We report a significant enhancement in the thermoelectric power of PEDOT by fabricating a novel ternary composite film by incorporating Bi₂Te₃ and rGO. A series of five samples of PEDOT:PSS/Bi₂Te₃/rGO ternary composite films were synthesized using a spin coating method and having different weight% (0.0, 0.1, 0.2, 0.3 wt%) of rGO in PEDOT:PSS/0.4 wt% Bi₂Te₃ mixture along with pure PEDOT:PSS sample. The Seebeck coefficient, electrical conductivity, and power factor increased in composite films compared to pure PEDOT:PSS films. Incorporating rGO enhanced charge carrier mobility because of its highly conductive network, whereas Bi₂Te₃ provided higher Seebeck coefficients owing to its inherent thermoelectric properties. PEDOT:PSS offered mechanical flexibility and a conductive matrix, facilitating effective phonon scattering and inherently lower thermal conductivity. The sample (PEDOT:PSS/0.4 wt% Bi₂Te₃/0.1 rGO wt%) demonstrated the highest electrical conductivity of 1522.4 S cm⁻¹, a Seebeck coefficient of (+) 24.7 μV K⁻¹, and a power factor of 93.16 μW m⁻¹ K⁻² at room temperature. These values represent a twelve-fold increase compared to pristine PEDOT films. A flexible, printable thermoelectric generator (TEG) was also demonstrated on polyimide substrate using inks prepared from p-type PEDOT:PSS/Bi₂Te₃/rGO and n-type PVDF/Ni NWs. The paper TEG achieved a maximum power output of 242.1 nW, with an output voltage of 9.84 mV and an output current of 49.21 μA at a temperature difference (ΔT) of 35 K. XRD, Raman spectroscopy SEM, and XPS techniques were used to understand the underlying mechanism.

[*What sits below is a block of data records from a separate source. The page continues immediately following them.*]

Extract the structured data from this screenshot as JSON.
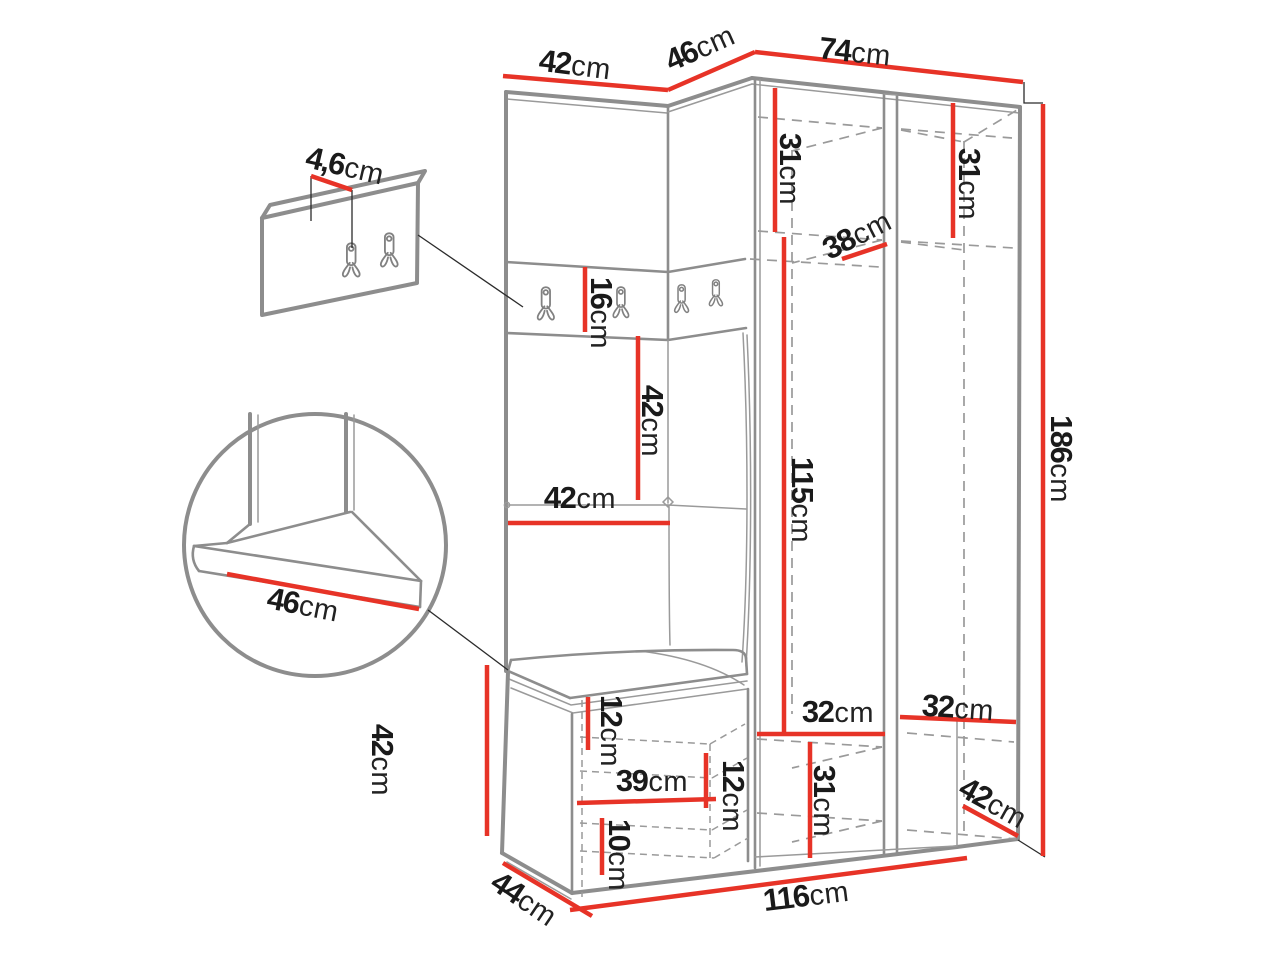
{
  "diagram": "furniture-dimension-drawing",
  "units": "cm",
  "colors": {
    "dimension_red": "#e73327",
    "outline_gray": "#8d8d8d",
    "text_black": "#1a1a1a"
  },
  "dimensions": [
    {
      "id": "top-panel-width",
      "value": "42",
      "unit": "cm"
    },
    {
      "id": "corner-width",
      "value": "46",
      "unit": "cm"
    },
    {
      "id": "wardrobe-width",
      "value": "74",
      "unit": "cm"
    },
    {
      "id": "hook-panel-thickness",
      "value": "4,6",
      "unit": "cm"
    },
    {
      "id": "hook-strip-height",
      "value": "16",
      "unit": "cm"
    },
    {
      "id": "padded-section-height",
      "value": "42",
      "unit": "cm"
    },
    {
      "id": "padded-section-width",
      "value": "42",
      "unit": "cm"
    },
    {
      "id": "interior-left-top-height",
      "value": "31",
      "unit": "cm"
    },
    {
      "id": "interior-right-top-height",
      "value": "31",
      "unit": "cm"
    },
    {
      "id": "shelf-depth",
      "value": "38",
      "unit": "cm"
    },
    {
      "id": "hanging-space-height",
      "value": "115",
      "unit": "cm"
    },
    {
      "id": "total-height",
      "value": "186",
      "unit": "cm"
    },
    {
      "id": "interior-bottom-left-width",
      "value": "32",
      "unit": "cm"
    },
    {
      "id": "interior-bottom-right-width",
      "value": "32",
      "unit": "cm"
    },
    {
      "id": "interior-bottom-height",
      "value": "31",
      "unit": "cm"
    },
    {
      "id": "wardrobe-depth",
      "value": "42",
      "unit": "cm"
    },
    {
      "id": "total-width",
      "value": "116",
      "unit": "cm"
    },
    {
      "id": "bench-depth",
      "value": "44",
      "unit": "cm"
    },
    {
      "id": "bench-height",
      "value": "42",
      "unit": "cm"
    },
    {
      "id": "seat-depth",
      "value": "46",
      "unit": "cm"
    },
    {
      "id": "bench-top-offset",
      "value": "12",
      "unit": "cm"
    },
    {
      "id": "bench-interior-width",
      "value": "39",
      "unit": "cm"
    },
    {
      "id": "bench-shelf-gap",
      "value": "12",
      "unit": "cm"
    },
    {
      "id": "bench-bottom-gap",
      "value": "10",
      "unit": "cm"
    }
  ]
}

This novel PEDOT:PSS/Bi₂Te₃/rGO ternary composite film significantly outperforms previously reported organic thermoelectric materials. The results indicate that the combined effect of PEDOT:PSS, Bi₂Te₃, and rGO greatly enhances thermoelectric performance, offering a promising and efficient route for the application of PEDOT in advanced thermoelectric conversion processes.